Bug 690300 - Error reading PDF file: /syntaxerror in ID
Summary: Error reading PDF file: /syntaxerror in ID
Status: NOTIFIED FIXED
Alias: None
Product: Ghostscript
Classification: Unclassified
Component: PDF Interpreter (show other bugs)
Version: master
Hardware: Macintosh MacOS X
: P2 normal
Assignee: Alex Cherepanov
URL:
Keywords:
Depends on:
Blocks:
 
Reported: 2009-02-24 08:16 UTC by Marcos H. Woehrmann
Modified: 2009-04-30 06:03 UTC (History)
0 users

See Also:
Customer: 353
Word Size: ---


Attachments

Note You need to log in before you can comment on or make changes to this bug.
Description Marcos H. Woehrmann 2009-02-24 08:16:35 UTC
The customer reports and I've verified that the attached file produces a "/syntaxerror in ID" error when 
read by Ghostscript 8.63, head (r9505) and other versions I tried similarly fail.

The command line I'm using for testing:

  bin/gs -sDEVICE=tiff24nc -o test.tif ./pdfout.pdf

Apple Preview and Adobe Acrobat 9.0 open the file without complaint.
Comment 1 Marcos H. Woehrmann 2009-02-24 08:20:11 UTC
Created attachment 4806 [details]
pdfout.pdf

This is page 1 of the original 40 page customer supplied file.	My attempts to
reduce the complexity of the document further by removing elements resulted in
a file that is readable by Ghostscript.
Comment 2 Alex Cherepanov 2009-02-24 09:09:54 UTC
/syntaxerror is raised by ID procedure because it cannot cope with the extra
data at the end of the image. (or the filter consumes too little).
The former should be easy to fix.
Comment 3 Alex Cherepanov 2009-02-28 09:37:40 UTC
In fact, CCITTDecode filter consumes 'E' from 'EI' and PDF interpreter
cannot recover. Acrobat distiller doesn't consume 'E'. So the bug is likely
located in the filter but can be worked around in PDF interpreter.

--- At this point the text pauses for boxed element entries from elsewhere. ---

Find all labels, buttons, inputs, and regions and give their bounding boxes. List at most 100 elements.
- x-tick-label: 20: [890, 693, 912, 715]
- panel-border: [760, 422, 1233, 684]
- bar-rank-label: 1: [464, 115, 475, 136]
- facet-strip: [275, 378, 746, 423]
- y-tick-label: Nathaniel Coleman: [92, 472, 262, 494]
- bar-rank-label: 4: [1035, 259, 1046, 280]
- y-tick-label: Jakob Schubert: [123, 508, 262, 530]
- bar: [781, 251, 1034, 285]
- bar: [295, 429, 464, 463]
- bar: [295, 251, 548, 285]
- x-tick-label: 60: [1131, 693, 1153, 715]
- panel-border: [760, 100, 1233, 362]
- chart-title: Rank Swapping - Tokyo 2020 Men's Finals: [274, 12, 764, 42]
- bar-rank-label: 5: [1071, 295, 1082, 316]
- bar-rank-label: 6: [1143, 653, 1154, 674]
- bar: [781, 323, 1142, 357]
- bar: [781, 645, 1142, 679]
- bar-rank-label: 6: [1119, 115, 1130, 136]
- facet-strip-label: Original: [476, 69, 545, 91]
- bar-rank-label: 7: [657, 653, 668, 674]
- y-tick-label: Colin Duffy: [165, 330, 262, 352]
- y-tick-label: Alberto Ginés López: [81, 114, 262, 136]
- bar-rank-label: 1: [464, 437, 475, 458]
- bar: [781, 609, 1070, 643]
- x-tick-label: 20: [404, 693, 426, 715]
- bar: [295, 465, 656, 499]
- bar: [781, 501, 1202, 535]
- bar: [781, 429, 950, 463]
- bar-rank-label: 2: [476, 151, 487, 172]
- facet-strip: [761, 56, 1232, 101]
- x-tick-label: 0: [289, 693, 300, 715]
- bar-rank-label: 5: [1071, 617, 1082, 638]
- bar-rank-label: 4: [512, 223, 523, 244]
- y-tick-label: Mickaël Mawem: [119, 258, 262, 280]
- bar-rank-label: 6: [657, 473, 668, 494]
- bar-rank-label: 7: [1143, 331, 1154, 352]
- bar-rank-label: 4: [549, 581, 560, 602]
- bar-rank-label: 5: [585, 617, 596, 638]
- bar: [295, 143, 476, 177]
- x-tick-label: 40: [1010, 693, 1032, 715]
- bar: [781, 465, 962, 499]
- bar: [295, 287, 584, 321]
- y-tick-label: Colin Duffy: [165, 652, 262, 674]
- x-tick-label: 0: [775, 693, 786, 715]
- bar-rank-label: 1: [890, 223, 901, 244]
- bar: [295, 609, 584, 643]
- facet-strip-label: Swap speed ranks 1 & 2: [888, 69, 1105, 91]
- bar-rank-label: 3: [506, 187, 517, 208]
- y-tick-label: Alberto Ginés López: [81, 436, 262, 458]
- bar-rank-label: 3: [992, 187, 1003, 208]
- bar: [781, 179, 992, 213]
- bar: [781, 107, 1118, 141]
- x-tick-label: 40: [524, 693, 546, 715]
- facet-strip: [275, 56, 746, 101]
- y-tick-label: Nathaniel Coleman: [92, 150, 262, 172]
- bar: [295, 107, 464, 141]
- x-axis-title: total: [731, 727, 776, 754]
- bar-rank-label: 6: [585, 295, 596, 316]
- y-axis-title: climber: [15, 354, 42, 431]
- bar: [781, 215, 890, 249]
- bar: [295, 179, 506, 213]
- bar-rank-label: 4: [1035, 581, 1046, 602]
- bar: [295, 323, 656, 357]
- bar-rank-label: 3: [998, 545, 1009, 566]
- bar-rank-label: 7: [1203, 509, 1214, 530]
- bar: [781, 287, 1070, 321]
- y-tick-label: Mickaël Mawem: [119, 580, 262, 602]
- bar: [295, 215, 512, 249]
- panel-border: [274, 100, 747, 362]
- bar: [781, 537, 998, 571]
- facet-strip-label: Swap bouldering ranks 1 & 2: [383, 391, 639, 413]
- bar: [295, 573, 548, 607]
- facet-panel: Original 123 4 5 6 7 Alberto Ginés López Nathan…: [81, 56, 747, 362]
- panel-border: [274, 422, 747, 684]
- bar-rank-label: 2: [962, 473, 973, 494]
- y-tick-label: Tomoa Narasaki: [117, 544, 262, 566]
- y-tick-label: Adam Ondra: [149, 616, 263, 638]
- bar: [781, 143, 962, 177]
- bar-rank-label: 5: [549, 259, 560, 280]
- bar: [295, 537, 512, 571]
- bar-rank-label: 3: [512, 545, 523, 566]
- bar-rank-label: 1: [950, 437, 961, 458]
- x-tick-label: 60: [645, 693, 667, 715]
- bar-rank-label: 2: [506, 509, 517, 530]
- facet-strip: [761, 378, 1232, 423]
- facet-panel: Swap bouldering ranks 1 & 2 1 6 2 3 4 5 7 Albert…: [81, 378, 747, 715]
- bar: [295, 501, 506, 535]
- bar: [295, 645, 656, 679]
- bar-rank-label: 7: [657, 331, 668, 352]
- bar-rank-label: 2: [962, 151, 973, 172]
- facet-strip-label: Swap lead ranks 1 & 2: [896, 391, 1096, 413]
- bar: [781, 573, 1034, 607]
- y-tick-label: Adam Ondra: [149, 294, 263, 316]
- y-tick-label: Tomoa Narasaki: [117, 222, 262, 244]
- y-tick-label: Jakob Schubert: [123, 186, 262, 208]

This is my PS file that shows the problem.
%!
/f (E:\\bug\\690300\\i.pdf)(r) file def
f 0 (<</K -1 /Columns 1664 /Rows 1140>> ID ) /SubFileDecode filter flushfile
f <</K -1 /Columns 1664 /Rows 1140>> /CCITTFaxDecode filter /ff exch def
612 792 scale
<< /ImageType 1
   /DataSource ff
   /ImageMatrix [1664 0 0 -1140 0 1140]
   /Decode [0 1]
   /Width 1664
   /Height 1140
   /BitsPerComponent 1
>> image % showpage
f =string readstring pop ==
Comment 4 Alex Cherepanov 2009-03-24 22:04:23 UTC
When CCITTEncode'd stream is not properly terminated and used as an embedded
image, the filter may consume 'E' from 'EI'. Change PDF interpreter to accept
'I' as a synonym to 'EI'.

The following patch is committed as a rev. 9593.
http://ghostscript.com/pipermail/gs-cvs/2009-March/009167.html
Regression testing shows no differences.